Мы проходим к своим местам. Люди расступаются, пропуская нас вперед, и смотрят нам вслед, смотрят на Альму Бранд, на ее откинутую назад голову в высокой золотистой прическе, на ее меха, спокойно лежащие на плечах, на высокую грудь. Я стараюсь отстать, ведь я пришла в цирк, как все, – я не из этой опереточной процессии. Альма Бранд находит меня в толпе и кивает головой. Я приближаюсь: нужен переводчик.

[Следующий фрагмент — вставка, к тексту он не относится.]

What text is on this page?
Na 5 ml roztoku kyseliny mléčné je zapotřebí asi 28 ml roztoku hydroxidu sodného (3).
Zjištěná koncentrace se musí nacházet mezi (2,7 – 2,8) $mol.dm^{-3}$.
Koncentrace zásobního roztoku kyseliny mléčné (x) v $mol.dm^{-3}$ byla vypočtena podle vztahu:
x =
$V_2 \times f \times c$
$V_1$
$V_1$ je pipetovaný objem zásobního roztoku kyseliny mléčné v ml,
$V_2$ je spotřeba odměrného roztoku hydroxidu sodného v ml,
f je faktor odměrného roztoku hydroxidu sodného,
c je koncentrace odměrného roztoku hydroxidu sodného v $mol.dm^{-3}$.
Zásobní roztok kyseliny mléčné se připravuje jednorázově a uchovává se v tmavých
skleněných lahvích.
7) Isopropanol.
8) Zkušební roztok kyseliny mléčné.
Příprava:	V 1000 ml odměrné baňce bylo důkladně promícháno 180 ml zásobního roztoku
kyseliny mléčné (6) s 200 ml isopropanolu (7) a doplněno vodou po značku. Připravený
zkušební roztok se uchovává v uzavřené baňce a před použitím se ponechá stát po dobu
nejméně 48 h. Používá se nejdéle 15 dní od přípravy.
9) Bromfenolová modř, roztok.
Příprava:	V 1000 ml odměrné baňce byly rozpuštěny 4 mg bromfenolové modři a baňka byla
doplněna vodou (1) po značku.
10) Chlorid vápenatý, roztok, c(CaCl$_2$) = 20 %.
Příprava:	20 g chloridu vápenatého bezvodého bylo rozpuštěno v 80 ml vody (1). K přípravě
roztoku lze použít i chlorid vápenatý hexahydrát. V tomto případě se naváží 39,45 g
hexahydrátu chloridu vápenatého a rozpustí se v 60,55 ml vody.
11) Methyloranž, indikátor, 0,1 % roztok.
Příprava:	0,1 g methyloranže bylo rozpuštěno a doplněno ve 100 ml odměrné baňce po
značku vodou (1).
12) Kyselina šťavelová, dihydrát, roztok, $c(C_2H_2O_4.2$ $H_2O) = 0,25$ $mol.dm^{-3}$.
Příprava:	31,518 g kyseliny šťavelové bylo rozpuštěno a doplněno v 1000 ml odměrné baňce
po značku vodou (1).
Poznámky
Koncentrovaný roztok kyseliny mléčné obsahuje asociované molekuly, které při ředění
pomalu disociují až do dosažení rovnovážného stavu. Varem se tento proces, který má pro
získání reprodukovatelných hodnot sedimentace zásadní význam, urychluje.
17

Вечер тянется бесконечно долго. Клоун у ковра теряет бутылку водки и находит ее у себя в башмаке; пожилой, полный мужчина ходит по проволоке да еще жонглирует при этом; две молоденькие девушки с улыбкой летают с трапеции на трапецию высоко под куполом. И снова клоун теряет что-то и находит это что-то у себя в широченных штанах. И все это – среди смеха зрителей, среди разговоров, среди беспрерывного, ни на минуту не прекращающегося перевода:
– Фирма обязуется поставить материал для выставки, но рабочих – достаточно квалифицированных! – должна поставить советская сторона…
– Мои манекенши известны у нас в стране. Это самые молоденькие, самые изящные и самые модные женщины.
– Эти фасоны еще не успели войти в моду, но войдут. И мы уже представляем их вашему вниманию.
Все рассматривают фасоны, обсуждают достоинства манекенш, и единственный человек, который молчит и даже голоса которого я до сих пор не слышала, – это Марта Стооль. Маленькими худыми руками она, как фокусник, извлекает из сумки фотографии, проспекты, цветные рекламы и передает их мадам Бранд. Ее шустрые руки ни на минуту не останавливаются. Они вкладывают в сумку одни фотографии и тут же безошибочно вынимают другие, именно те, которые требует в настоящий момент мадам. Пальцы Марты быстро скользят по обрезу фотографий, одна, другая, третья, – вот! – и нужная фотография ложится к Бранд на колени.
– Эта манекенша происходит из очень знатной семьи. Элен Бьёрнстад. Она почти не занимается демонстрацией, но со мною она подписала контракт.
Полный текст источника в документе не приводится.